The Soyuz-2 carrier rocket’s launch is scheduled for March 20; together with the South Korean satellite, the Russian launch vehicle will orbit 37 satellites from 18 countries

MOSCOW, March 12. /TASS/. The Russian government has allowed using military space systems and facilities for launching a Soyuz-2 carrier rocket with foreign satellites from the Baikonur spaceport, according to the data posted on the government’s legal information web portal on Friday.

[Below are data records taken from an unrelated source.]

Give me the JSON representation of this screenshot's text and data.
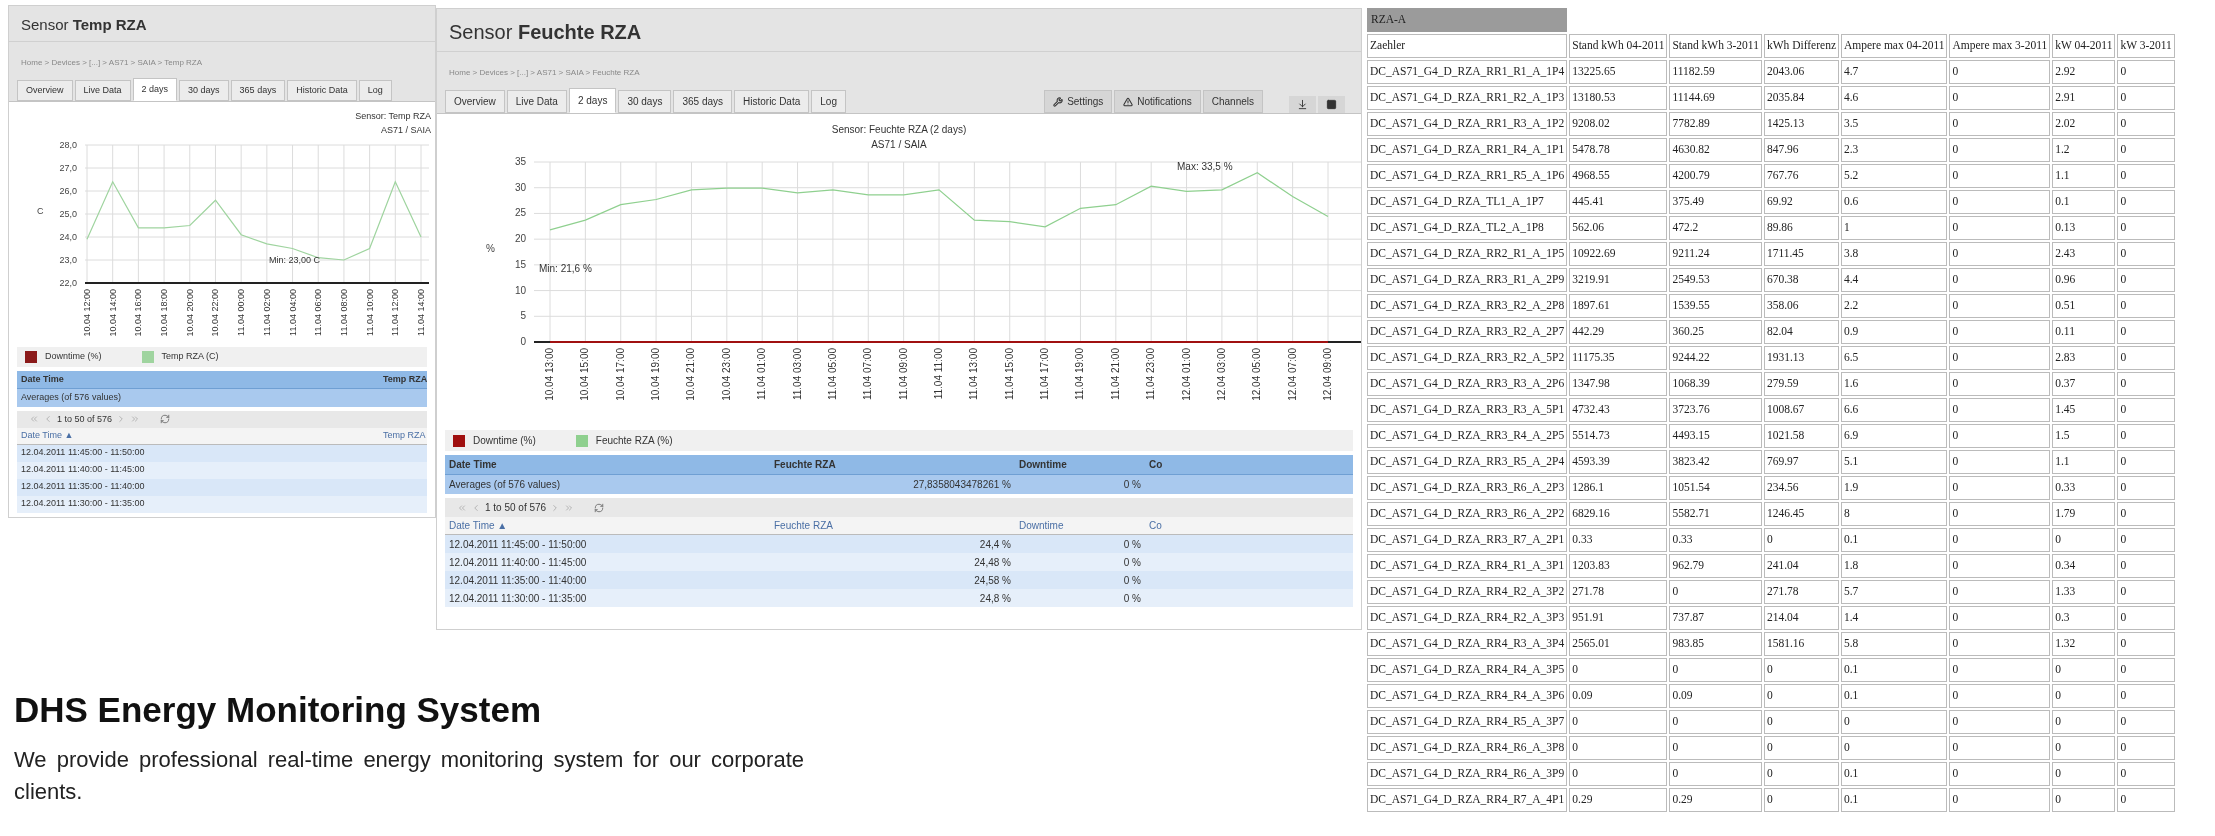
{
  "sensor_windows": [
    {
      "title": "Sensor **Temp RZA**",
      "breadcrumb": "Home > Devices > [...] > AS71 > SAIA > Temp RZA",
      "tabs": [
        {
          "label": "Overview",
          "selected": false
        },
        {
          "label": "Live Data",
          "selected": false
        },
        {
          "label": "2 days",
          "selected": true
        },
        {
          "label": "30 days",
          "selected": false
        },
        {
          "label": "365 days",
          "selected": false
        },
        {
          "label": "Historic Data",
          "selected": false
        },
        {
          "label": "Log",
          "selected": false
        }
      ],
      "chart_subtitle": "AS71 / SAIA",
      "chart_data": {
        "type": "line",
        "title": "Sensor: Temp RZA",
        "ylabel": "C",
        "categories": [
          "10.04 12:00",
          "10.04 14:00",
          "10.04 16:00",
          "10.04 18:00",
          "10.04 20:00",
          "10.04 22:00",
          "11.04 00:00",
          "11.04 02:00",
          "11.04 04:00",
          "11.04 06:00",
          "11.04 08:00",
          "11.04 10:00",
          "11.04 12:00",
          "11.04 14:00"
        ],
        "grid": true,
        "series": [
          {
            "name": "Downtime (%)",
            "color": "#8b1a1a",
            "values": [
              null,
              null,
              null,
              null,
              null,
              null,
              null,
              null,
              null,
              null,
              null,
              null,
              null,
              null
            ]
          },
          {
            "name": "Temp RZA (C)",
            "color": "#9fd49f",
            "values": [
              23.9,
              26.4,
              24.4,
              24.4,
              24.5,
              25.6,
              24.1,
              23.7,
              23.5,
              23.1,
              23.0,
              23.5,
              26.4,
              24.0
            ]
          }
        ],
        "ylim": [
          22,
          28
        ],
        "yticks": [
          {
            "value": 22,
            "label": "22,0"
          },
          {
            "value": 23,
            "label": "23,0"
          },
          {
            "value": 24,
            "label": "24,0"
          },
          {
            "value": 25,
            "label": "25,0"
          },
          {
            "value": 26,
            "label": "26,0"
          },
          {
            "value": 27,
            "label": "27,0"
          },
          {
            "value": 28,
            "label": "28,0"
          }
        ],
        "annotations": [
          "Min: 23,00 C"
        ]
      },
      "summary_columns": [
        "Date Time",
        "Temp RZA"
      ],
      "averages": [
        "Averages (of 576 values)"
      ],
      "pager": "1 to 50 of 576",
      "list_columns": [
        "Date Time ▲",
        "Temp RZA"
      ],
      "rows": [
        [
          "12.04.2011 11:45:00 - 11:50:00"
        ],
        [
          "12.04.2011 11:40:00 - 11:45:00"
        ],
        [
          "12.04.2011 11:35:00 - 11:40:00"
        ],
        [
          "12.04.2011 11:30:00 - 11:35:00"
        ]
      ]
    },
    {
      "title": "Sensor **Feuchte RZA**",
      "breadcrumb": "Home > Devices > [...] > AS71 > SAIA > Feuchte RZA",
      "tabs": [
        {
          "label": "Overview",
          "selected": false
        },
        {
          "label": "Live Data",
          "selected": false
        },
        {
          "label": "2 days",
          "selected": true
        },
        {
          "label": "30 days",
          "selected": false
        },
        {
          "label": "365 days",
          "selected": false
        },
        {
          "label": "Historic Data",
          "selected": false
        },
        {
          "label": "Log",
          "selected": false
        }
      ],
      "toolbar": [
        "Settings",
        "Notifications",
        "Channels"
      ],
      "chart_subtitle": "AS71 / SAIA",
      "chart_data": {
        "type": "line",
        "title": "Sensor: Feuchte RZA (2 days)",
        "ylabel": "%",
        "categories": [
          "10.04 13:00",
          "10.04 15:00",
          "10.04 17:00",
          "10.04 19:00",
          "10.04 21:00",
          "10.04 23:00",
          "11.04 01:00",
          "11.04 03:00",
          "11.04 05:00",
          "11.04 07:00",
          "11.04 09:00",
          "11.04 11:00",
          "11.04 13:00",
          "11.04 15:00",
          "11.04 17:00",
          "11.04 19:00",
          "11.04 21:00",
          "11.04 23:00",
          "12.04 01:00",
          "12.04 03:00",
          "12.04 05:00",
          "12.04 07:00",
          "12.04 09:00"
        ],
        "grid": true,
        "series": [
          {
            "name": "Downtime (%)",
            "color": "#a01010",
            "values": [
              0,
              0,
              0,
              0,
              0,
              0,
              0,
              0,
              0,
              0,
              0,
              0,
              0,
              0,
              0,
              0,
              0,
              0,
              0,
              0,
              0,
              0,
              0
            ]
          },
          {
            "name": "Feuchte RZA (%)",
            "color": "#8fd08f",
            "values": [
              21.8,
              23.7,
              26.7,
              27.7,
              29.6,
              29.9,
              29.9,
              29.0,
              29.6,
              28.6,
              28.6,
              29.6,
              23.7,
              23.4,
              22.4,
              26.0,
              26.7,
              30.3,
              29.3,
              29.6,
              32.9,
              28.3,
              24.4
            ]
          }
        ],
        "ylim": [
          0,
          35
        ],
        "yticks": [
          0,
          5,
          10,
          15,
          20,
          25,
          30,
          35
        ],
        "annotations": [
          "Min: 21,6 %",
          "Max: 33,5 %"
        ]
      },
      "summary_columns": [
        "Date Time",
        "Feuchte RZA",
        "Downtime",
        "Co"
      ],
      "averages": [
        "Averages (of 576 values)",
        "27,8358043478261 %",
        "0 %"
      ],
      "pager": "1 to 50 of 576",
      "list_columns": [
        "Date Time ▲",
        "Feuchte RZA",
        "Downtime",
        "Co"
      ],
      "rows": [
        [
          "12.04.2011 11:45:00 - 11:50:00",
          "24,4 %",
          "0 %"
        ],
        [
          "12.04.2011 11:40:00 - 11:45:00",
          "24,48 %",
          "0 %"
        ],
        [
          "12.04.2011 11:35:00 - 11:40:00",
          "24,58 %",
          "0 %"
        ],
        [
          "12.04.2011 11:30:00 - 11:35:00",
          "24,8 %",
          "0 %"
        ]
      ]
    }
  ],
  "intro": {
    "heading": "DHS Energy Monitoring System",
    "text": "We provide professional real-time energy monitoring system for our corporate clients."
  },
  "meter_table": {
    "title": "RZA-A",
    "columns": [
      "Zaehler",
      "Stand kWh 04-2011",
      "Stand kWh 3-2011",
      "kWh Differenz",
      "Ampere max 04-2011",
      "Ampere max 3-2011",
      "kW 04-2011",
      "kW 3-2011"
    ],
    "rows": [
      [
        "DC_AS71_G4_D_RZA_RR1_R1_A_1P4",
        "13225.65",
        "11182.59",
        "2043.06",
        "4.7",
        "0",
        "2.92",
        "0"
      ],
      [
        "DC_AS71_G4_D_RZA_RR1_R2_A_1P3",
        "13180.53",
        "11144.69",
        "2035.84",
        "4.6",
        "0",
        "2.91",
        "0"
      ],
      [
        "DC_AS71_G4_D_RZA_RR1_R3_A_1P2",
        "9208.02",
        "7782.89",
        "1425.13",
        "3.5",
        "0",
        "2.02",
        "0"
      ],
      [
        "DC_AS71_G4_D_RZA_RR1_R4_A_1P1",
        "5478.78",
        "4630.82",
        "847.96",
        "2.3",
        "0",
        "1.2",
        "0"
      ],
      [
        "DC_AS71_G4_D_RZA_RR1_R5_A_1P6",
        "4968.55",
        "4200.79",
        "767.76",
        "5.2",
        "0",
        "1.1",
        "0"
      ],
      [
        "DC_AS71_G4_D_RZA_TL1_A_1P7",
        "445.41",
        "375.49",
        "69.92",
        "0.6",
        "0",
        "0.1",
        "0"
      ],
      [
        "DC_AS71_G4_D_RZA_TL2_A_1P8",
        "562.06",
        "472.2",
        "89.86",
        "1",
        "0",
        "0.13",
        "0"
      ],
      [
        "DC_AS71_G4_D_RZA_RR2_R1_A_1P5",
        "10922.69",
        "9211.24",
        "1711.45",
        "3.8",
        "0",
        "2.43",
        "0"
      ],
      [
        "DC_AS71_G4_D_RZA_RR3_R1_A_2P9",
        "3219.91",
        "2549.53",
        "670.38",
        "4.4",
        "0",
        "0.96",
        "0"
      ],
      [
        "DC_AS71_G4_D_RZA_RR3_R2_A_2P8",
        "1897.61",
        "1539.55",
        "358.06",
        "2.2",
        "0",
        "0.51",
        "0"
      ],
      [
        "DC_AS71_G4_D_RZA_RR3_R2_A_2P7",
        "442.29",
        "360.25",
        "82.04",
        "0.9",
        "0",
        "0.11",
        "0"
      ],
      [
        "DC_AS71_G4_D_RZA_RR3_R2_A_5P2",
        "11175.35",
        "9244.22",
        "1931.13",
        "6.5",
        "0",
        "2.83",
        "0"
      ],
      [
        "DC_AS71_G4_D_RZA_RR3_R3_A_2P6",
        "1347.98",
        "1068.39",
        "279.59",
        "1.6",
        "0",
        "0.37",
        "0"
      ],
      [
        "DC_AS71_G4_D_RZA_RR3_R3_A_5P1",
        "4732.43",
        "3723.76",
        "1008.67",
        "6.6",
        "0",
        "1.45",
        "0"
      ],
      [
        "DC_AS71_G4_D_RZA_RR3_R4_A_2P5",
        "5514.73",
        "4493.15",
        "1021.58",
        "6.9",
        "0",
        "1.5",
        "0"
      ],
      [
        "DC_AS71_G4_D_RZA_RR3_R5_A_2P4",
        "4593.39",
        "3823.42",
        "769.97",
        "5.1",
        "0",
        "1.1",
        "0"
      ],
      [
        "DC_AS71_G4_D_RZA_RR3_R6_A_2P3",
        "1286.1",
        "1051.54",
        "234.56",
        "1.9",
        "0",
        "0.33",
        "0"
      ],
      [
        "DC_AS71_G4_D_RZA_RR3_R6_A_2P2",
        "6829.16",
        "5582.71",
        "1246.45",
        "8",
        "0",
        "1.79",
        "0"
      ],
      [
        "DC_AS71_G4_D_RZA_RR3_R7_A_2P1",
        "0.33",
        "0.33",
        "0",
        "0.1",
        "0",
        "0",
        "0"
      ],
      [
        "DC_AS71_G4_D_RZA_RR4_R1_A_3P1",
        "1203.83",
        "962.79",
        "241.04",
        "1.8",
        "0",
        "0.34",
        "0"
      ],
      [
        "DC_AS71_G4_D_RZA_RR4_R2_A_3P2",
        "271.78",
        "0",
        "271.78",
        "5.7",
        "0",
        "1.33",
        "0"
      ],
      [
        "DC_AS71_G4_D_RZA_RR4_R2_A_3P3",
        "951.91",
        "737.87",
        "214.04",
        "1.4",
        "0",
        "0.3",
        "0"
      ],
      [
        "DC_AS71_G4_D_RZA_RR4_R3_A_3P4",
        "2565.01",
        "983.85",
        "1581.16",
        "5.8",
        "0",
        "1.32",
        "0"
      ],
      [
        "DC_AS71_G4_D_RZA_RR4_R4_A_3P5",
        "0",
        "0",
        "0",
        "0.1",
        "0",
        "0",
        "0"
      ],
      [
        "DC_AS71_G4_D_RZA_RR4_R4_A_3P6",
        "0.09",
        "0.09",
        "0",
        "0.1",
        "0",
        "0",
        "0"
      ],
      [
        "DC_AS71_G4_D_RZA_RR4_R5_A_3P7",
        "0",
        "0",
        "0",
        "0",
        "0",
        "0",
        "0"
      ],
      [
        "DC_AS71_G4_D_RZA_RR4_R6_A_3P8",
        "0",
        "0",
        "0",
        "0",
        "0",
        "0",
        "0"
      ],
      [
        "DC_AS71_G4_D_RZA_RR4_R6_A_3P9",
        "0",
        "0",
        "0",
        "0.1",
        "0",
        "0",
        "0"
      ],
      [
        "DC_AS71_G4_D_RZA_RR4_R7_A_4P1",
        "0.29",
        "0.29",
        "0",
        "0.1",
        "0",
        "0",
        "0"
      ]
    ]
  }
}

"To allow the Defense Ministry of Russia to use on a contractual basis military space systems and facilities and involve the personnel of military units to provide for the launch of a CAS500-1 Earth’s remote sensing satellite (the Republic of Korea) and the hosted payload by a Soyuz-2 (stage 1a) carrier rocket with a Fregat booster from the Baikonur Cosmodrome," the resolution signed by Russian Prime Minister Mikhail Mishustin says.

The rocket’s launch is scheduled for March 20. Together with the South Korean satellite, the Russian launch vehicle will orbit 37 satellites from 18 countries. In particular, it will orbit Japan’s ELSA-d space junk removal craft, the Japanese GRUS Earth’s remote sensing micro-satellites, Saudi Arabia’s NAJM-1 Earth imaging and communications small satellite, communications satellites of Berlin Technical University and others.

On March 20, the Soyuz carrier rocket will also put into orbit the first D33 satellite of Russia’s Higher School of Economics National Research University, a CubeSat developed by the Sirius Center and the Higher School of Economics National Research University and also an OrbiCraft-Zorky satellite belonging to the Russian private space company Sputnix.